NTMA warns Covid-19 borrowing leaves State exposed to rising interest rates
Debt management agency says it has already raised €18.5bn of its increased €20bn to €24bn borrowing target for this year
NTMA chief executive Conor O’Kelly. He said from a borrowing perspective he was not worried about the next four years .“It is the decade after that we need to keep an eye on and begin to plan for.” Photograph: Sara Freund
Increased borrowing as a result of the pandemic has left the State exposed to rising interest rates, the National Treasury Management Agency (NTMA) has warned.
NTMA chief executive Conor O’Kelly said that from a borrowing perspective he was not worried about the next four years .“It is the decade after that we need to keep an eye on and begin to plan for.”
Publishing its annual report, the State’s debt management agency said its 2020 borrowing programme had already raised €18.5 billion, 84 per cent of its increased €20 billion to €24 billion borrowing target for the year.
The NTMA had originally planned to borrow €10 billion to €14 billion in 2020, but increased spending on health and job supports due to Covid-19 prompted a different public sector borrowing requirement.
While interest rates remain low, the State’s high debt is manageable and additional borrowing is cheap, but Mr O’Kelly warned this may not always be the case.
“Ireland is well placed to tackle this unprecedented shock from a position of strength thanks to the significant improvements in our fiscal position over the last five years; the elimination of our debt chimneys; and a range of upgrades by ratings agencies that have recognised the extent of the progress Ireland has made,” he said.
“While addressing Covid-19 is today’s urgent priority, Ireland should prepare for dealing with a higher debt burden and the risks that this entails. It’s possible the tailwinds that exist today will be replaced with headwinds in the future.”
Mr O’Kelly said the additional debt being taken on to deal with the pandemic was raised at an average yield of less than 0.3 per cent and an average maturity of 11 years.
The agency raised €6 billion in an auction of 10-year bonds last week, which attracted a record level of demand from investors, a reflection of the Republic’s renewed financial standing.
Mr O’Kelly said the State was currently borrowing at 30 basis points similar to other “semi-core” euro zone countries. During the last crisis it was rated in the peripheral category “and countries in that category are now borrowing at five times that rate. “The prize for being rated as a semi-core country is very significant.”
He said in the past five years the State’s interest bill has fallen from €7.5 billion to €4 billion a year, “saving us over €3.5 billion annually” .
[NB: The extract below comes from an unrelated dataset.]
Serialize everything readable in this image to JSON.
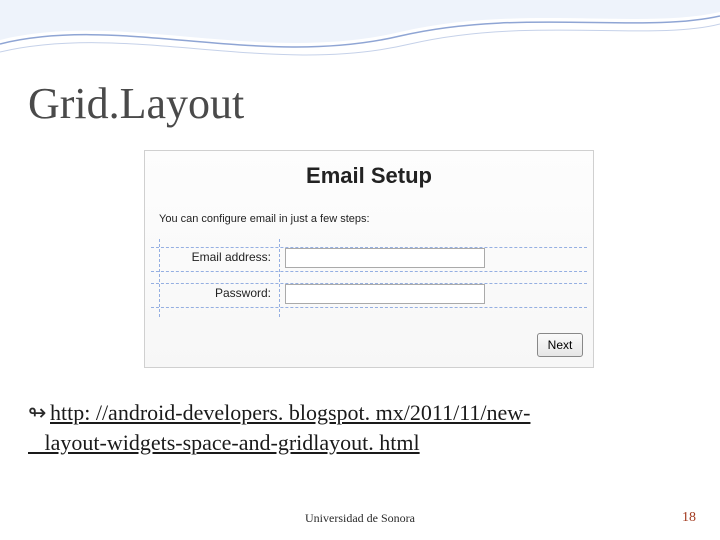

Also attending was Minister for Finance Paschal Donohoe, who said it was a “deliberate choice...to be very sparing about figures in relation to costs and commitments” in the programme for government published by Fine Gael, Fianna Fáil and the Green Party.
“We are not laying down many commitments in relation to additional funding, and we have done that deliberately. While I remain optimistic about how our country can recover, I’m optimistic but I’m realistic about where we stand as well.
“The reason we haven’t put figures against the planned recovery fund is that we need to see how our economy develops over 2020.”
Mr Donohoe said the plan was to publish a national economic plan some time between now and the budget in October, laying out the new government’s strategy for recovery in the medium term.
Asked if he expected to keep the finance portfolio in the next government, Mr Donohoe said that question was “above” his current pay grade.
Mr O’Kelly also provided an update on the Pandemic Stabilisation and Recovery Fund, announced by the Government in May.
The fund has the capacity to deploy up to €2 billion from the existing Ireland Strategic Investment Fund, investing on a commercial basis in businesses to help them through the current crisis.
Mr O’Kelly said the fund was engaging with about 30 companies, many of which were “critical employers” in the Irish economy concentrated in the worst-hit sectors such as transport, hospitality, tourism and retail sectors.
He also said it was “reassuring” that the agency had not seen many companies looking for emergency capital, and that those which were had received it from third-party sources.